Software for credal classification
Posted on February 6, 2014 by Giorgio Corani [ go back to blog ]
A classifier is a statistical model of the relationship between the attributes (features) of an object and its category (class). Classifiers are learned from a training set and later are used on the test set to predict the class of a new object given its features. Credal classifiers extend traditional classifiers allowing for set-valued (or indeterminate) predictions of classes. The output set is typically larger when the data set is small or it contains many missing values. Credal classifiers aim at producing reliable classifications also in conditions of poor information. I am aware of only two software suitable for credal classification.
The first is the JNCC2, authored by myself together with M. Zaffalon. It runs from the command line and it is implemented in Java. The code is open source. It reads the data from an ARFF file; this is the open format developed for WEKA (one of the most important open source software for data mining). The downloadable zip file contains the source code and the user manual, with worked examples. Once a data set is provided, the software performs cross-validation, comparing Naive Bayes and Naive Credal Classifier. Continuous features are discretized using (Fayyad and Irani, 1993) algorithm. JNCC2 enables the conservative treatment of missing data. One can declare whether each attribute of the classification problem is subject to a MAR (missing at random) or to a non-MAR missingness process. See here for an introductory discussion of MAR and non-MAR missing data; here for a practical example of non-MAR data; here for a theoretical discussion on how to perform conservative inference in presence of non-MAR missing data. JNCC2 reports the most traditional indicators of performance for credal classification; for instance it measures the accuracy of Naive Bayes on the instances on which Naive Credal Classifier is determinate or indeterminate. It also computes other typical indicators of performance, such as the percentage of indeterminate classifications, the number of classes returned on average when indeterminate and so on. The results are written to a text file. The software has been published on the JMLR special track on open source software.
The weka-IP plugin has been developed when preparing the classification chapter of the book Introduction to Imprecise Probabilities. I had the opportunity to spend some time in Granada with J. Abellan, A. Masegosa and S. Moral. Their research group has a large experience in credal classification based on decision trees. We thus decided to make available a number of credal classifiers under the WEKA interface. Andres linked the code of WEKA with that of credal decision trees and JNCC2. He is the maintainer of the package.
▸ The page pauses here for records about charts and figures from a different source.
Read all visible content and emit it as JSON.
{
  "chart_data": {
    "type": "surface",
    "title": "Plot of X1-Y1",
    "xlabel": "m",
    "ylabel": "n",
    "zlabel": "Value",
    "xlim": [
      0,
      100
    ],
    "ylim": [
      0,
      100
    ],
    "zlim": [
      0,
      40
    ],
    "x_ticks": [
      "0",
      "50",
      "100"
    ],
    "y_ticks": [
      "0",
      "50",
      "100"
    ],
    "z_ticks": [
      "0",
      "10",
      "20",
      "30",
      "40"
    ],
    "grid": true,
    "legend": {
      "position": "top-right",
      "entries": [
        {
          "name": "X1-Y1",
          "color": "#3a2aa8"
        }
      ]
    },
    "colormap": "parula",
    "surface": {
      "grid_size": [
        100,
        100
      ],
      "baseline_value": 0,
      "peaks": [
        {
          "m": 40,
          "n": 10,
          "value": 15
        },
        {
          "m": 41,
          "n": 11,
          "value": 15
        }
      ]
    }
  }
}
Weka-IP contains the following credal classifiers:
- credal decision trees (paper);
- naïve credal classifier (paper);
- lazy naïve credal classifier (paper);
- credal model averaging (paper). The last two algorithms had been developed by me by extending the JNCC2 code- base, but I had not previously released the code. The credal classifiers are available in a separate folds of classifiers, which is not present in the standard WEKA interface. Weka-IP computes also the utility-based metrics for scoring credal classifiers; in this respect it is more up-to-date compared to JNCC2. I recommend using the Experimenter interface (manual) of Weka-IP. The Experimenter allows comparing via statistical tests the performance of different credal classifiers, based on the results of cross-validation. Moreover, it allows running several credal classifiers on multiple data sets. Installation and usage details are discussed in the user manual. Some details require some attention. Credal decision tree require removing missing data, which is done by the filter E_FilteredClassifier. Credal classifiers derived from JNCC2 requires the feature to be discrete, which is done by the filter E_Discretize. Due to interface reasons, it is not possible to deal with non-MAR missing data. Another advantage of Weka-IP is that one can exploit the powerful Weka functionalities for data pre-processing, such as feature selection.
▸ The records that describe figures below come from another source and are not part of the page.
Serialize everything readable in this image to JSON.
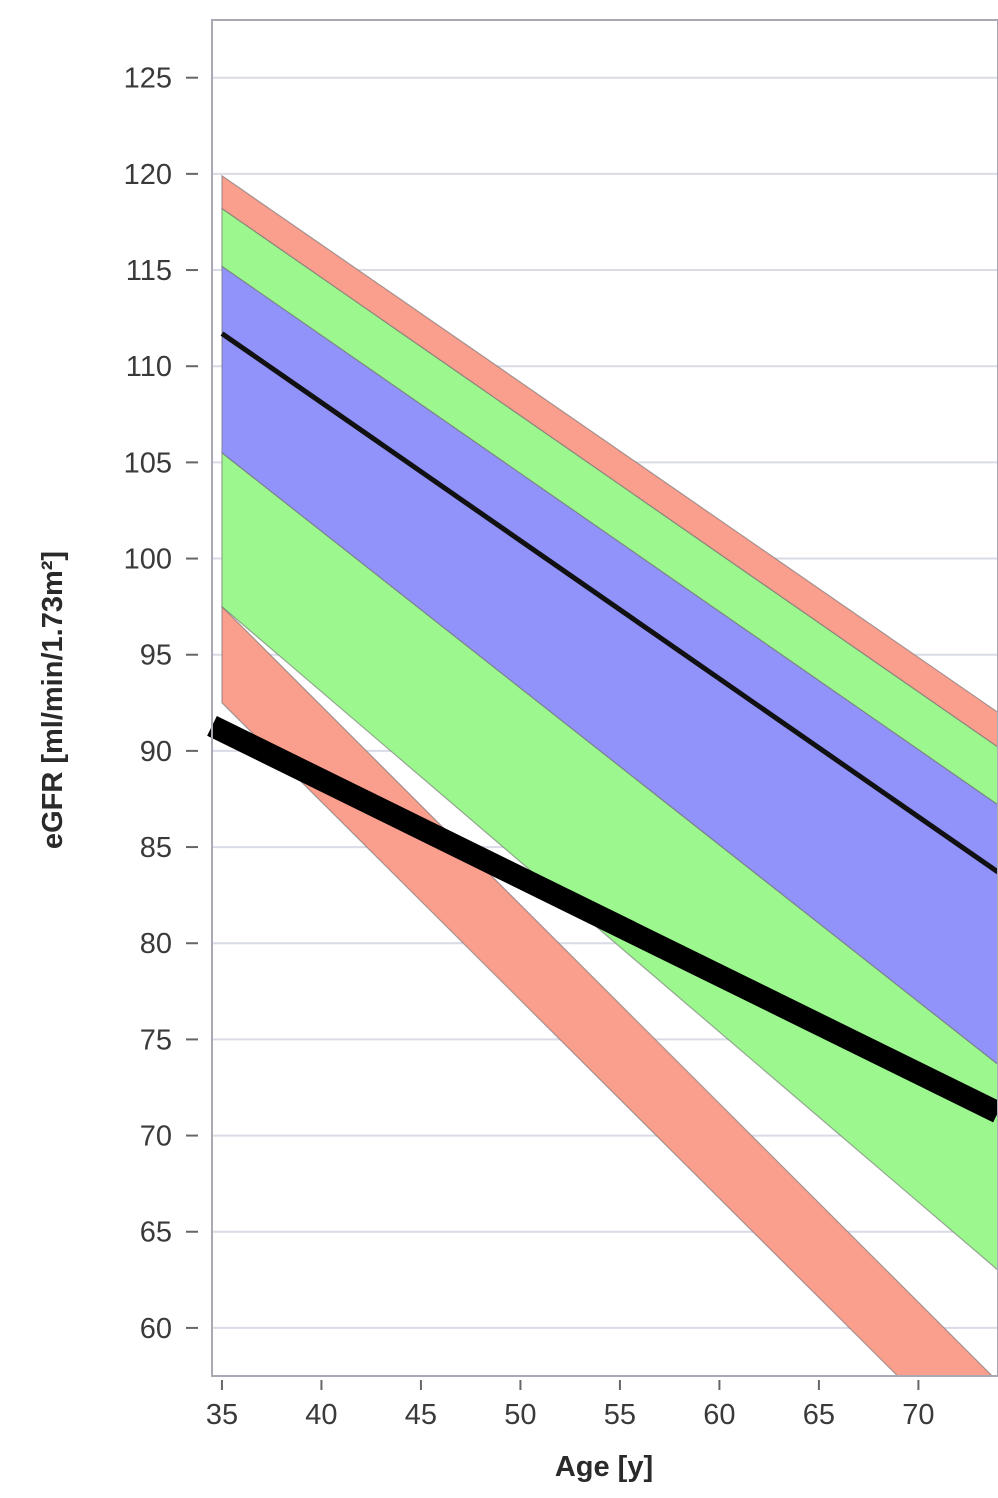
{
  "chart_data": {
    "type": "area",
    "title": "",
    "xlabel": "Age [y]",
    "ylabel": "eGFR [ml/min/1.73m²]",
    "xlim": [
      34.5,
      74
    ],
    "ylim": [
      57.5,
      128
    ],
    "x_ticks": [
      35,
      40,
      45,
      50,
      55,
      60,
      65,
      70
    ],
    "y_ticks": [
      60,
      65,
      70,
      75,
      80,
      85,
      90,
      95,
      100,
      105,
      110,
      115,
      120,
      125
    ],
    "grid": "horizontal",
    "x": [
      35,
      74
    ],
    "bands": [
      {
        "color": "#fa9e8e",
        "lower": [
          92.5,
          52.3
        ],
        "upper": [
          97.5,
          57.2
        ]
      },
      {
        "color": "#9cf78e",
        "lower": [
          97.5,
          63.0
        ],
        "upper": [
          105.5,
          73.7
        ]
      },
      {
        "color": "#9193fb",
        "lower": [
          105.5,
          73.7
        ],
        "upper": [
          115.2,
          87.2
        ]
      },
      {
        "color": "#9cf78e",
        "lower": [
          115.2,
          87.2
        ],
        "upper": [
          118.2,
          90.2
        ]
      },
      {
        "color": "#fa9e8e",
        "lower": [
          118.2,
          90.2
        ],
        "upper": [
          119.9,
          92.0
        ]
      }
    ],
    "series": [
      {
        "x": [
          35,
          74
        ],
        "values": [
          111.7,
          83.7
        ],
        "color": "#111111"
      },
      {
        "x": [
          34.5,
          74
        ],
        "values": [
          91.3,
          71.2
        ],
        "color": "#000000"
      }
    ]
  }
}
The Weka-IP allows to easily get in touch with different credal classifiers, to run them from a graphical user interface and to statistically compare their performances. The code might be regarded as preliminary in different respects (see my previous comment on the need for filters), but its interface is generally very easy to use. If you plan to develop your own new algorithm for credal classification, it might be a good idea to try to add it to the Weka-IP package. In this way, you could quickly compare your new algorithm with previously existing ones.
About the author
G. Corani is senior researcher at the Imprecise Probability Group of IDSIA (Lugano, Switzerland). He obtained his PhD in Information Technology from the Politecnico di Milano in 2005. His research interests are mainly data mining and applied statistic. Most of his work done with imprecise probability regards credal classification. He is author of about 50 international publications.